Et le programme se poursuit avec le même intérêt du coté des disques DVD et Bluray avec une longue intervention de Samuel Blumenfeld qui relate avec passion et précision ce retour à l’indépendance contrariée pour le cinéaste et les nombreuses particularités d’un film en avance sur son temps. L’édition s’achève par Mankiewicz en personne grâce au long entretien qu’il donna à Jean Douchet en 1981. Pas une interview carrière mais où constamment face caméra le cinéaste revient sur l’importance de l’écriture, ses débuts dans le cinéma, sa vision de l’industrie hollywoodienne, le tournage du film en question ici et un long passage hallucinant sur les années du Maccarthysme et les coups bas lamentables d’un certain Cecil B. DeMille.

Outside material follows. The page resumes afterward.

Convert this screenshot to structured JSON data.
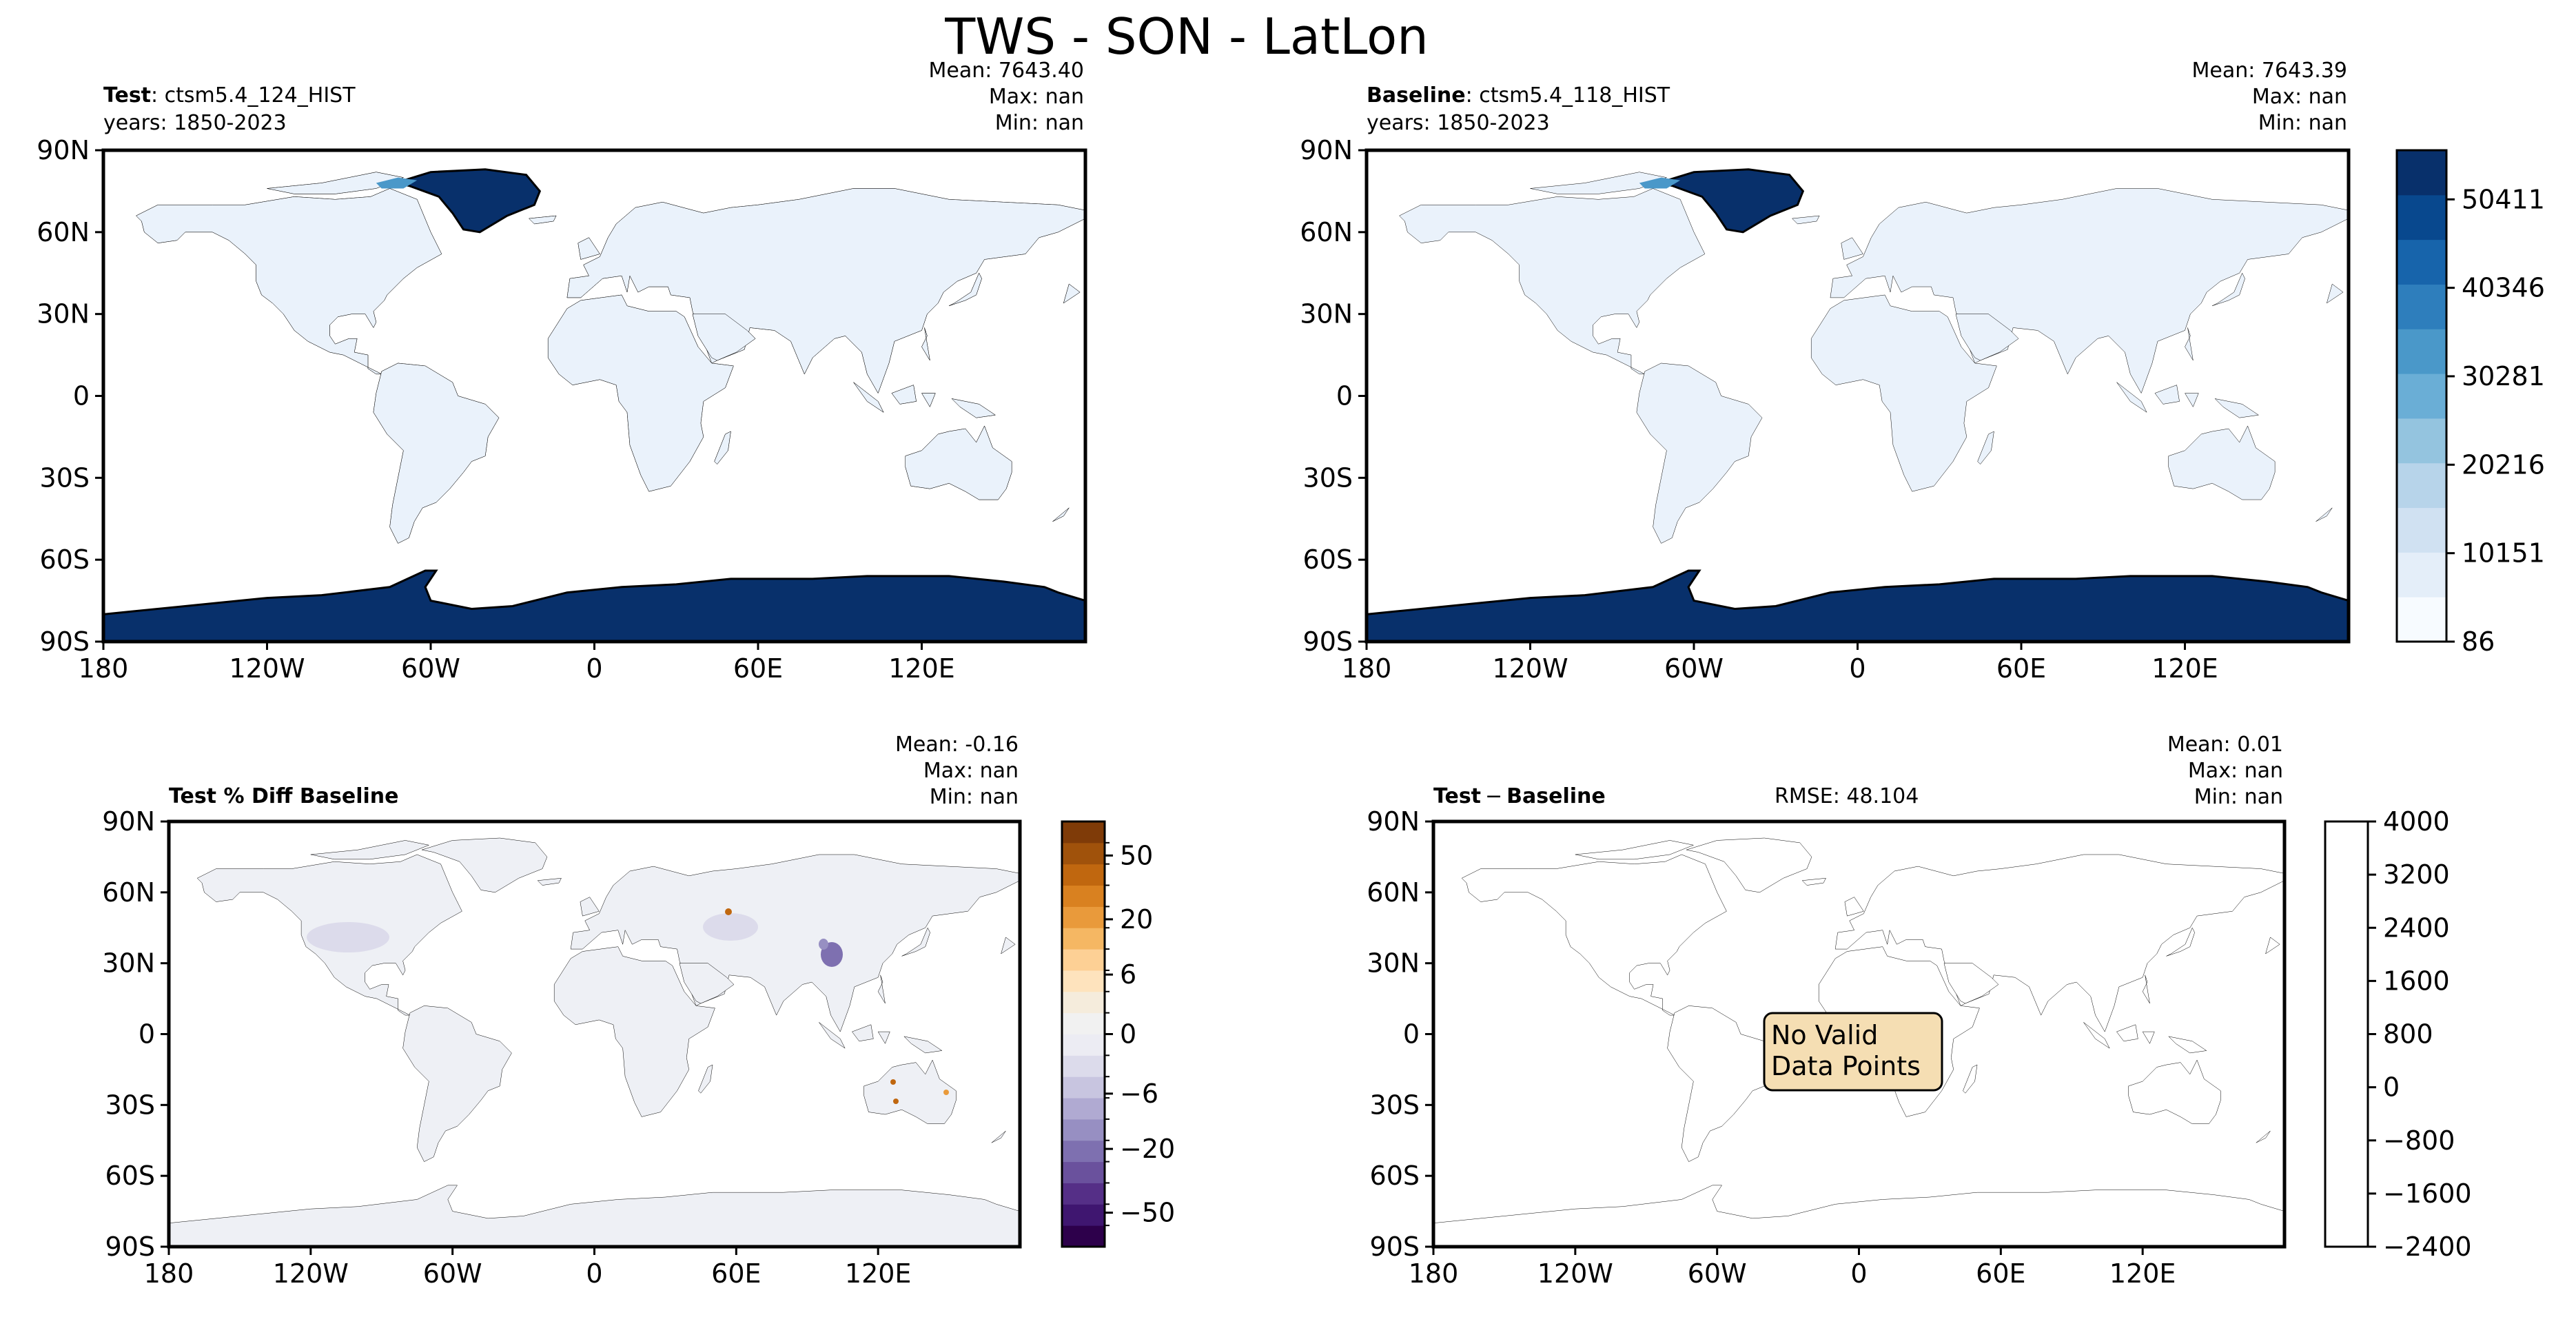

Un monsieur passionnant et d’une grande franchise.
Liste des bonus
Le livre « Mankiewicz contre Cendrillon » dirigé par Marc Moquin et Alexandre Piletitch de « Revus & corrigés », agrémenté de nombreuses photos rares (160 pages), « Conte défait » : entretien avec Samuel Blumenfeld (HD, 29’), « Ciné-regards : Joseph L. Mankiewicz » de Jean Douchet (INA 1981, 53’), Bande-annonce.